Outside of her children’s universe, in more recent times, Turf may not run the entire houseware world quite yet, but people are still looking up to her as she leads her own slice of it. And they’re still seeing the authentic Barbara Dorini Turf – mother, teacher, leader – looking back.
Lynn Dangel, president of Dangel Advertising in Lake Forest, Ill., recalls a specific 2006 meeting in Crate and Barrel’s Northbrook headquarters when Turf, then the company’s president, stepped to the podium to address more than 200 employees. A few moments into her presentation, Turf paused.
“Would you excuse me a minute?” she said. And daintily, in a spirit of fun, the president of this legendary billion-dollar brand kicked off her high heels. “These shoes are just killing me.”
The room exploded with applause. “It was just so fun,” says Dangel, who had recently won the account to handle advertising for the company.
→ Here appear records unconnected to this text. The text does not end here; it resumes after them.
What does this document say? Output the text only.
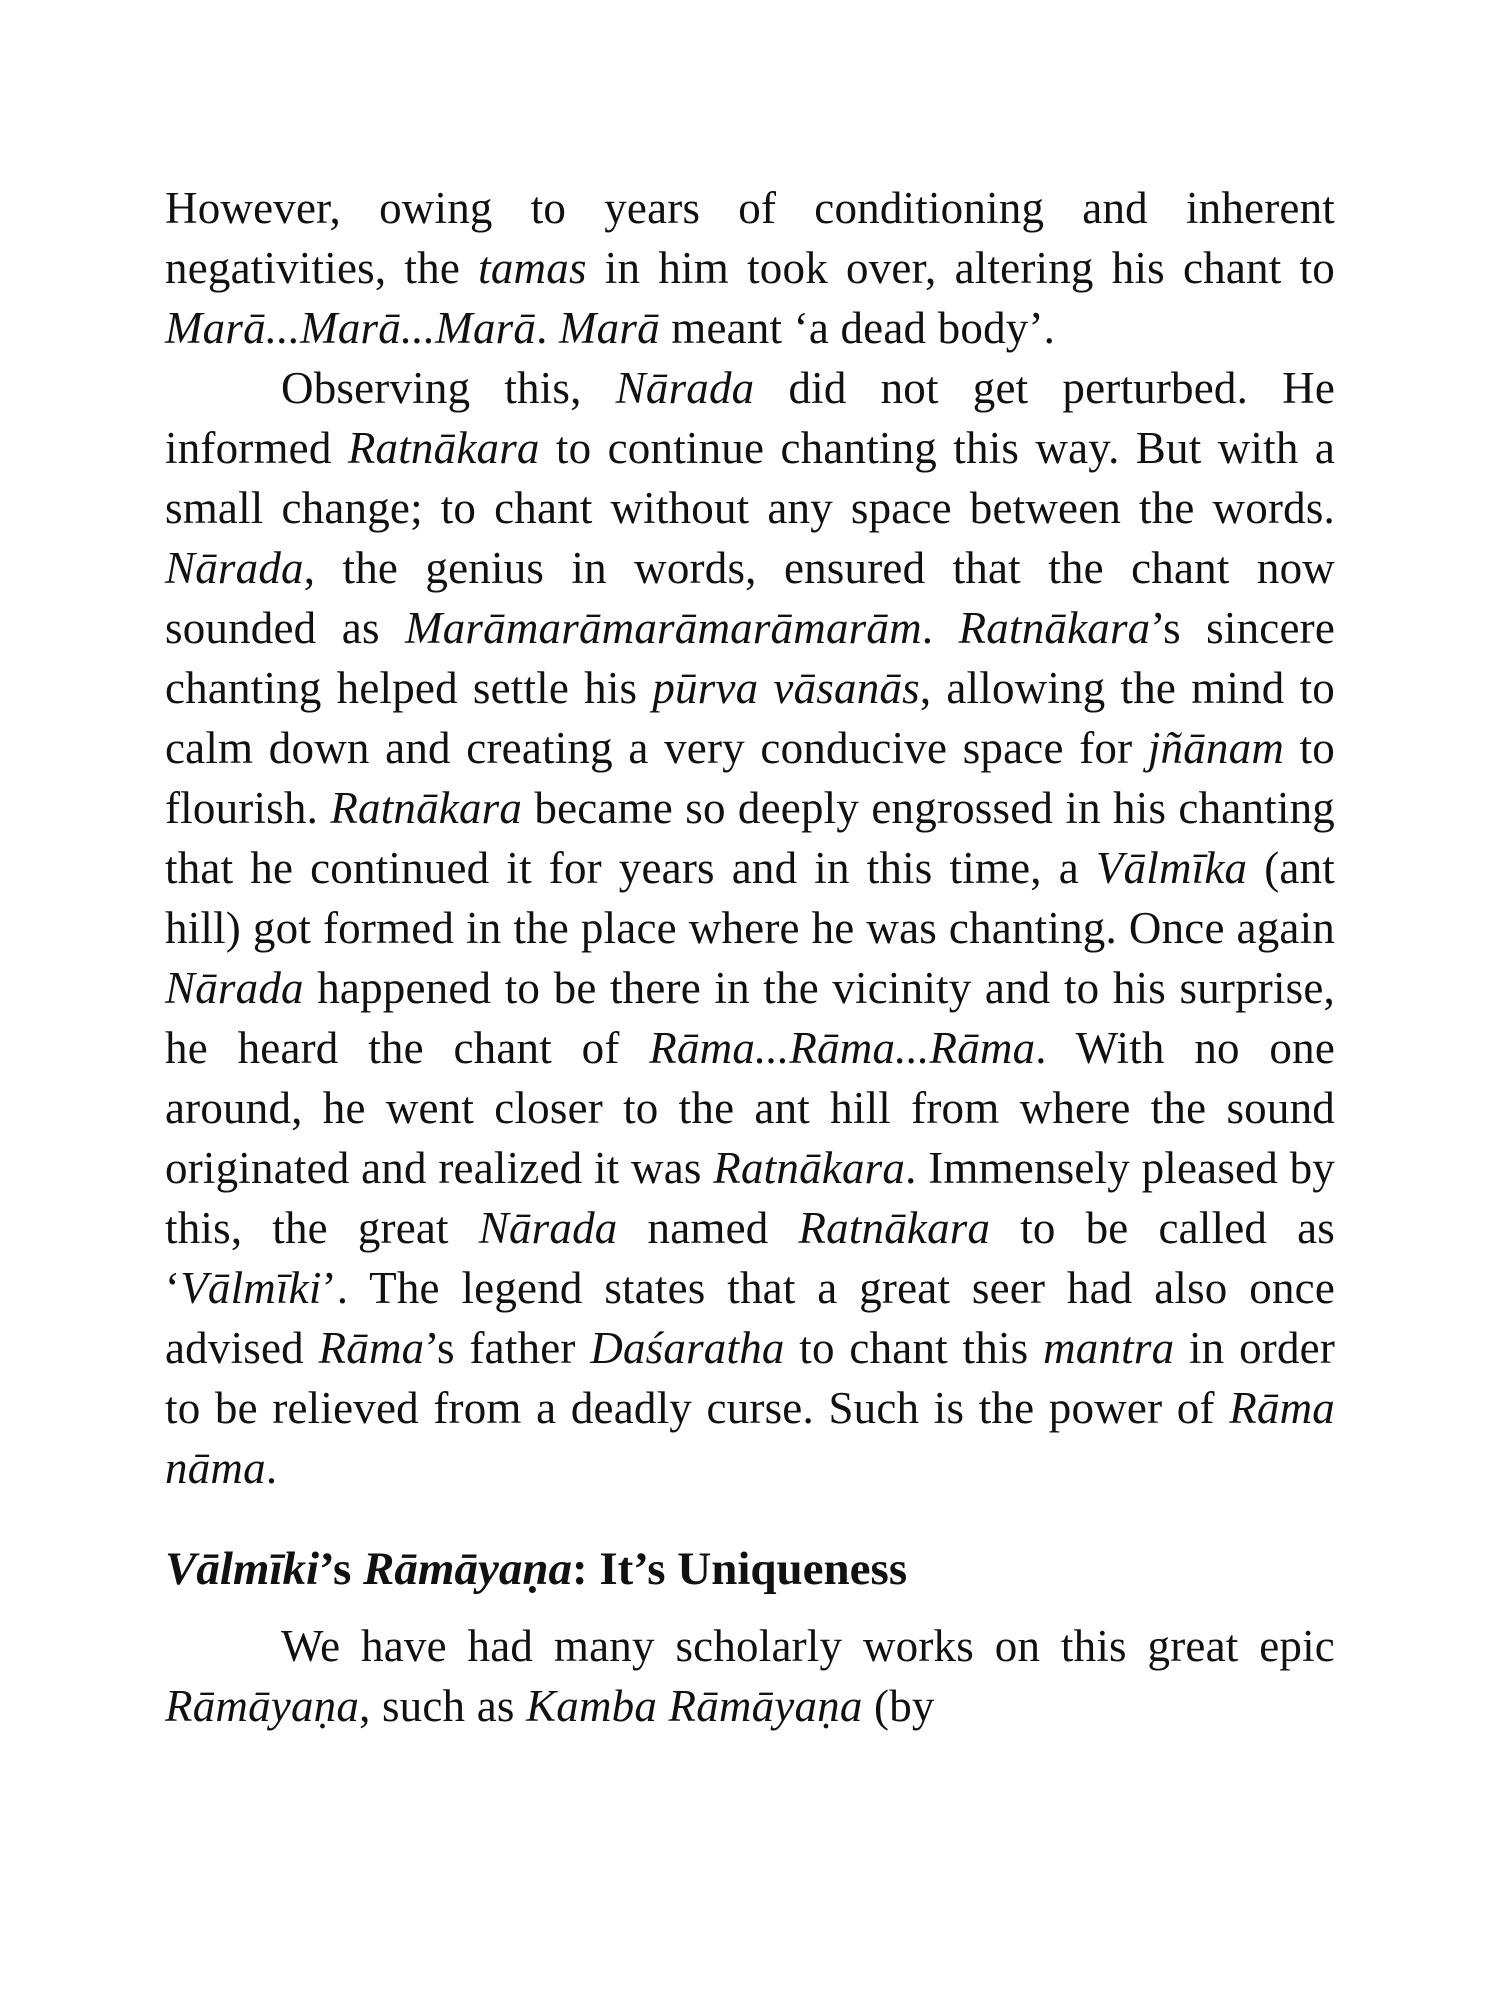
However, owing to years of conditioning and inherent negativities, the tamas in him took over, altering his chant to Marā...Marā...Marā. Marā meant ‘a dead body’.

Observing this, Nārada did not get perturbed. He informed Ratnākara to continue chanting this way. But with a small change; to chant without any space between the words. Nārada, the genius in words, ensured that the chant now sounded as Marāmarāmarāmarāmarām. Ratnākara’s sincere chanting helped settle his pūrva vāsanās, allowing the mind to calm down and creating a very conducive space for jñānam to flourish. Ratnākara became so deeply engrossed in his chanting that he continued it for years and in this time, a Vālmīka (ant hill) got formed in the place where he was chanting. Once again Nārada happened to be there in the vicinity and to his surprise, he heard the chant of Rāma...Rāma...Rāma. With no one around, he went closer to the ant hill from where the sound originated and realized it was Ratnākara. Immensely pleased by this, the great Nārada named Ratnākara to be called as ‘Vālmīki’. The legend states that a great seer had also once advised Rāma’s father Daśaratha to chant this mantra in order to be relieved from a deadly curse. Such is the power of Rāma nāma.

Vālmīki’s Rāmāyaṇa: It’s Uniqueness

We have had many scholarly works on this great epic Rāmāyaṇa, such as Kamba Rāmāyaṇa (by
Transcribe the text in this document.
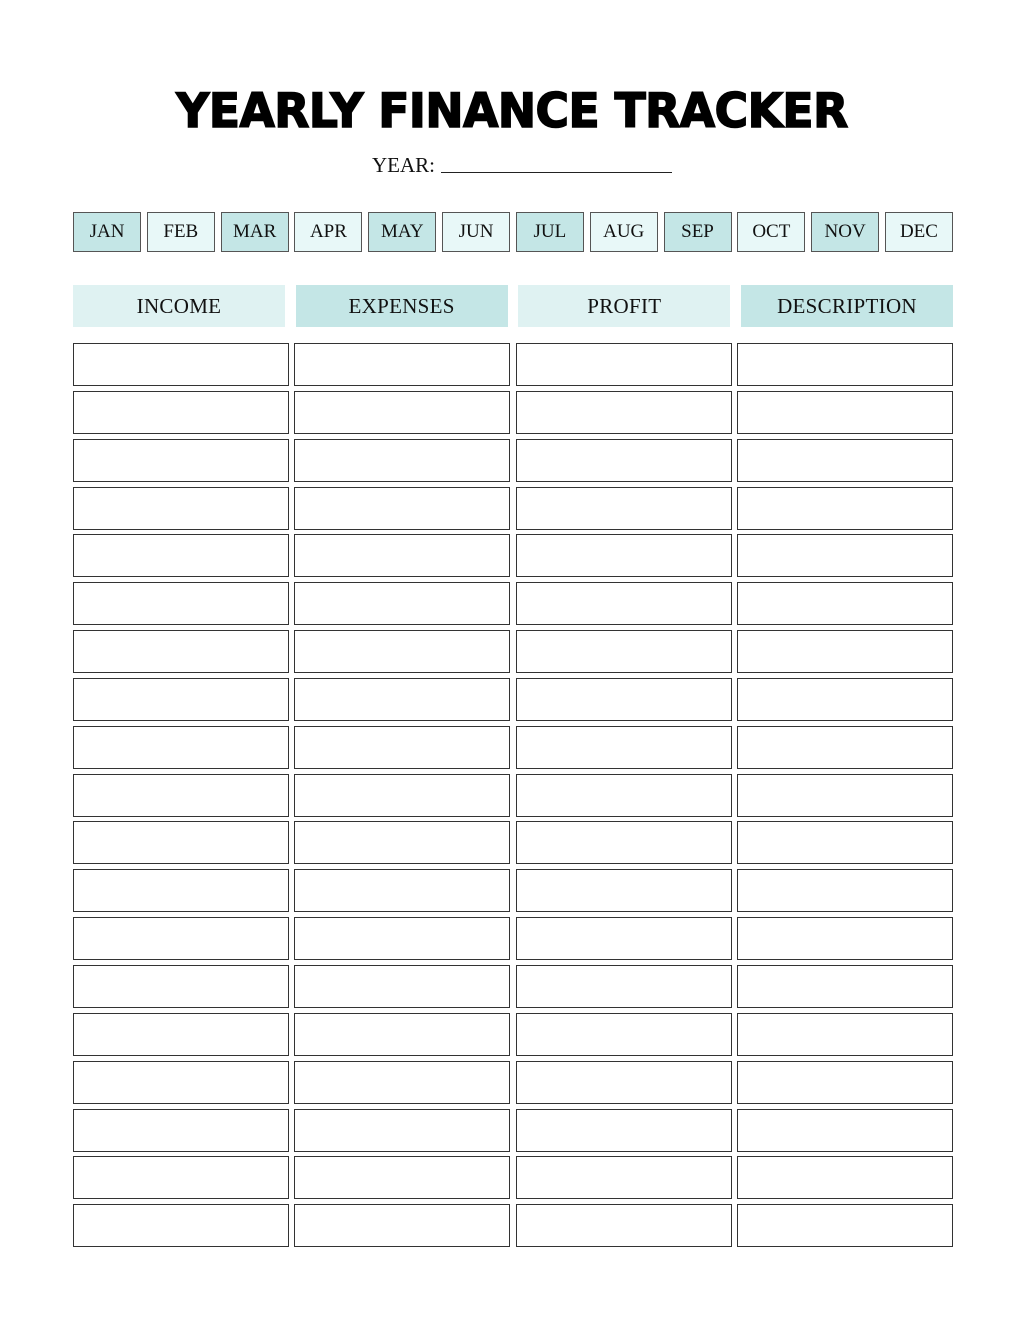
YEARLY FINANCE TRACKER
YEAR:
JAN	FEB	MAR	APR	MAY	JUN	JUL	AUG	SEP	OCT	NOV	DEC
INCOME	EXPENSES	PROFIT	DESCRIPTION
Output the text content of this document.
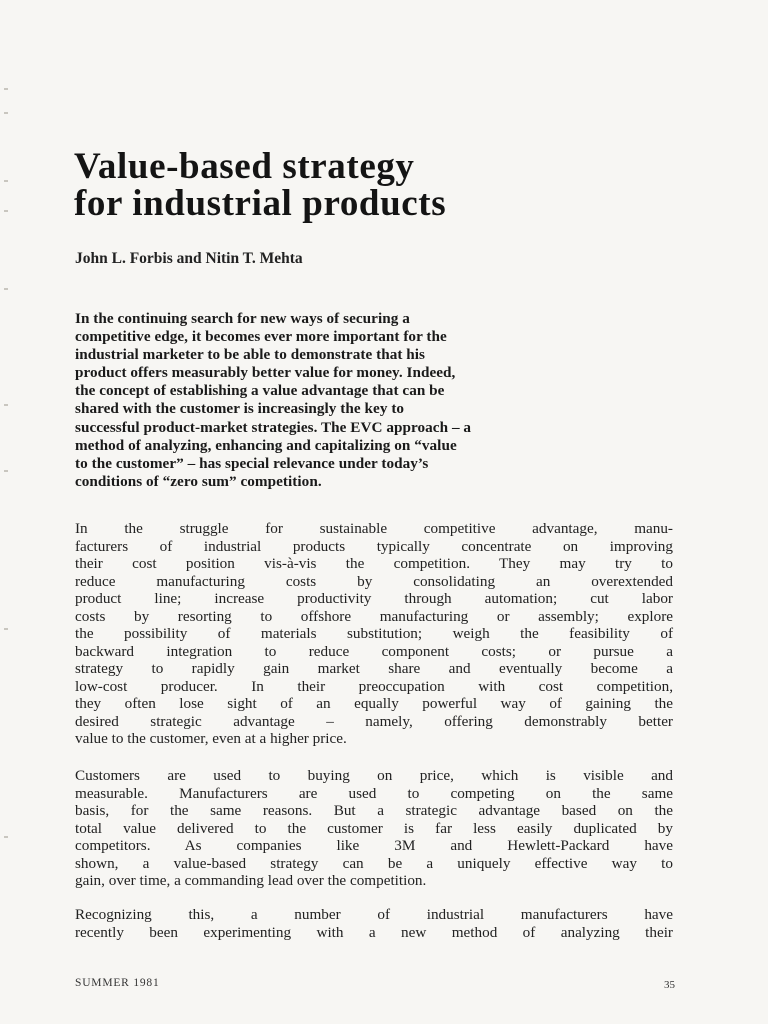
Value-based strategy
for industrial products

John L. Forbis and Nitin T. Mehta

In the continuing search for new ways of securing a
competitive edge, it becomes ever more important for the
industrial marketer to be able to demonstrate that his
product offers measurably better value for money. Indeed,
the concept of establishing a value advantage that can be
shared with the customer is increasingly the key to
successful product-market strategies. The EVC approach – a
method of analyzing, enhancing and capitalizing on “value
to the customer” – has special relevance under today’s
conditions of “zero sum” competition.
In the struggle for sustainable competitive advantage, manu-
facturers of industrial products typically concentrate on improving
their cost position vis-à-vis the competition. They may try to
reduce manufacturing costs by consolidating an overextended
product line; increase productivity through automation; cut labor
costs by resorting to offshore manufacturing or assembly; explore
the possibility of materials substitution; weigh the feasibility of
backward integration to reduce component costs; or pursue a
strategy to rapidly gain market share and eventually become a
low-cost producer. In their preoccupation with cost competition,
they often lose sight of an equally powerful way of gaining the
desired strategic advantage – namely, offering demonstrably better
value to the customer, even at a higher price.
Customers are used to buying on price, which is visible and
measurable. Manufacturers are used to competing on the same
basis, for the same reasons. But a strategic advantage based on the
total value delivered to the customer is far less easily duplicated by
competitors. As companies like 3M and Hewlett-Packard have
shown, a value-based strategy can be a uniquely effective way to
gain, over time, a commanding lead over the competition.
Recognizing this, a number of industrial manufacturers have
recently been experimenting with a new method of analyzing their
SUMMER 1981	35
At that moment, she realized that Turf ’s easy, open, personal style of leadership had helped create that culture.
In the wider world, as in that auditorium two years ago, all eyes are again on Turf as she navigates Crate and Barrel through its next phase of expansion. In September the company moved beyond U.S. borders for the first time when Toronto got its own long-anticipated store, and planning is underway for a potential retail partnership in Dubai.
Analysts and competitors alike are watching to see how she’ll make it all work during this latest nose dive in the U.S. economy. But if Turf follows the pattern she’s established already, blending humility with fearlessness, you can be sure the CEO will dig in her heels – high as they are – to lead the 46-year-old retailer as any spunky girl from Little Italy turned grade school teacher turned part-time store clerk turned CEO might. That is to say, with her all – the only way Barbara Turf knows how.